The Streets – The Darker the Shadow, the Brighter the Light

It’s a record that has both a nostalgic warmth yet bristles with modern day tension.

Label: 679 Recordings / Warner Music Uk Ltd
Released: 13th October 2023

Mike Skinner’s career since The Streets’ opening two masterpieces in the early noughties has been long and often variable in quality, but he remains one of UK music’s most compelling and enigmatic figures and a return to The Streets will always be a big deal. ‘The Darker the Shadow, the Brighter the Light’ is his first Streets album in 12 years and finds Skinner working at his most ambitious and expansive as the album soundtracks his self-directed feature film of the same name. 
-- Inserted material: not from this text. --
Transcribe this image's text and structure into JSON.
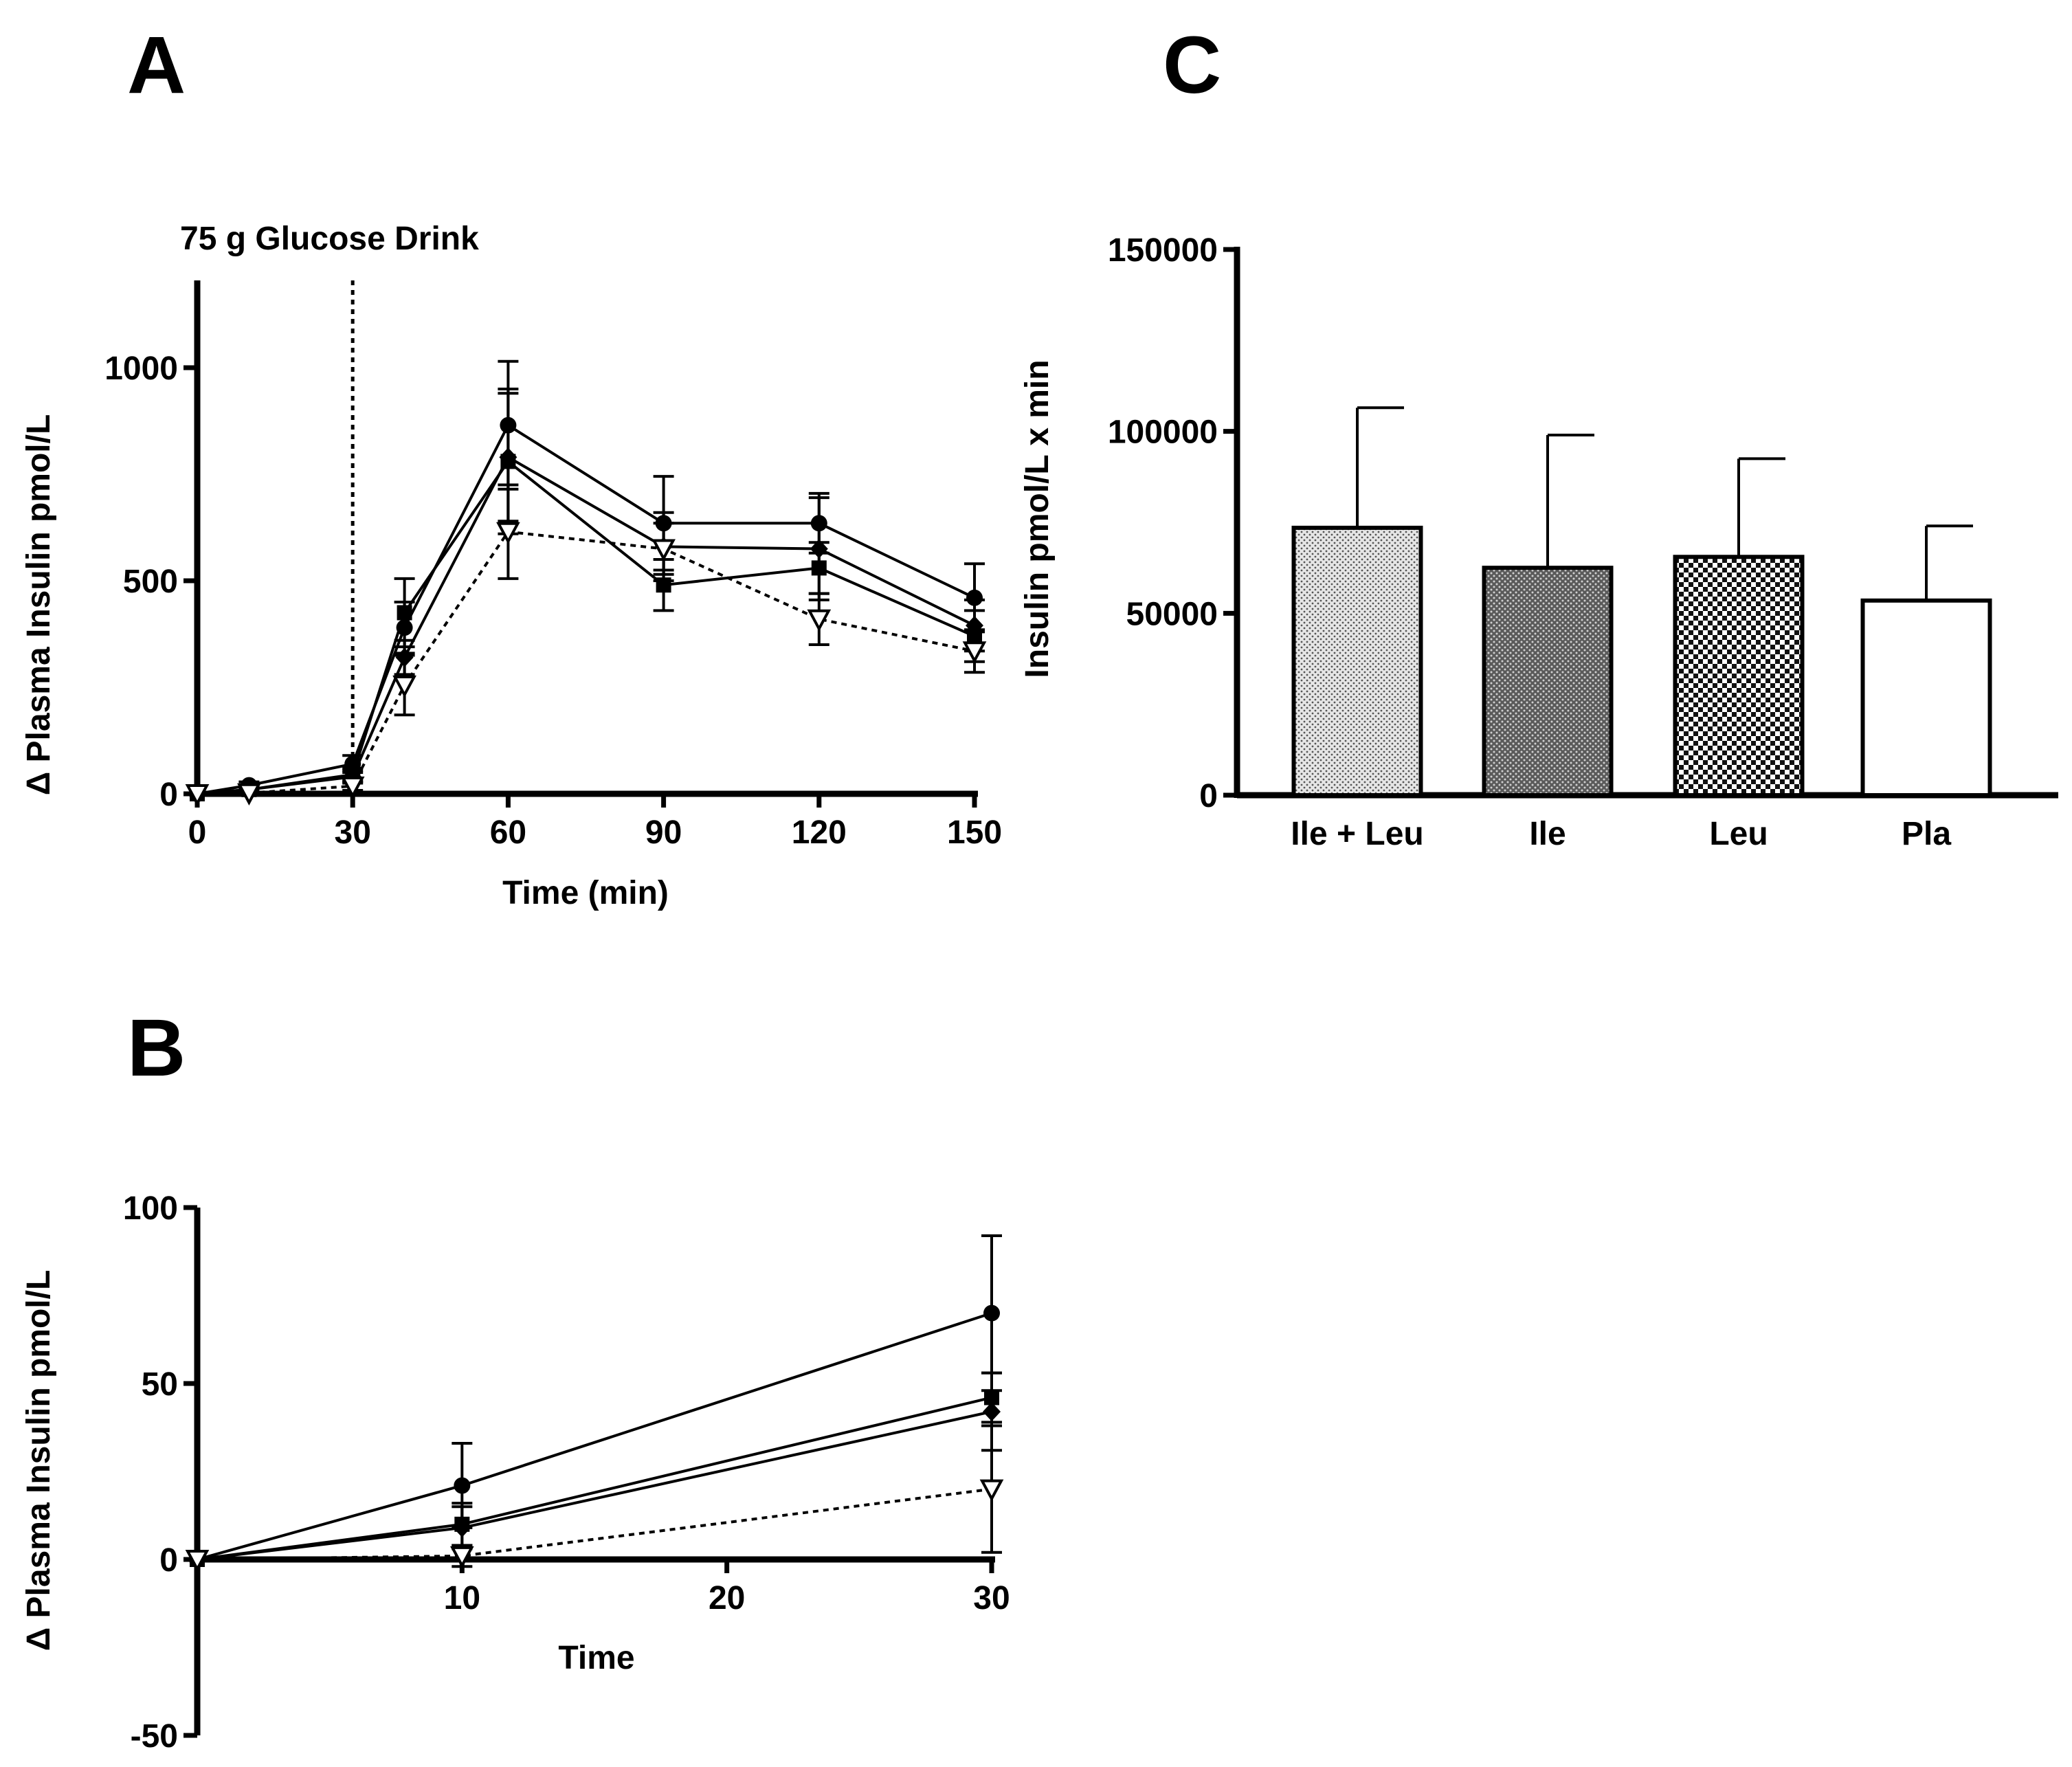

It’s a record that has both a nostalgic warmth yet bristles with modern day tension as Mike Skinner explores the dancefloor and the undulations of both sound and emotion with his customary eye for detail and a knowingly clever turn of phrase. At times playful as he uses different sonic palates like on the dancehall lilt of ‘Something To Hide’ or the slightly disorienting country-ish twang of ‘Walk Of Shame’ the album is at its best though in the darker moments like the moody dread of ‘Money Isn’t Everything’ or the juddering bass of ‘Someone Else’s Tune’. The music doesn’t always match the scale of ambition but it finds Mike Skinner firmly back in the storytelling groove which is always a good place to be.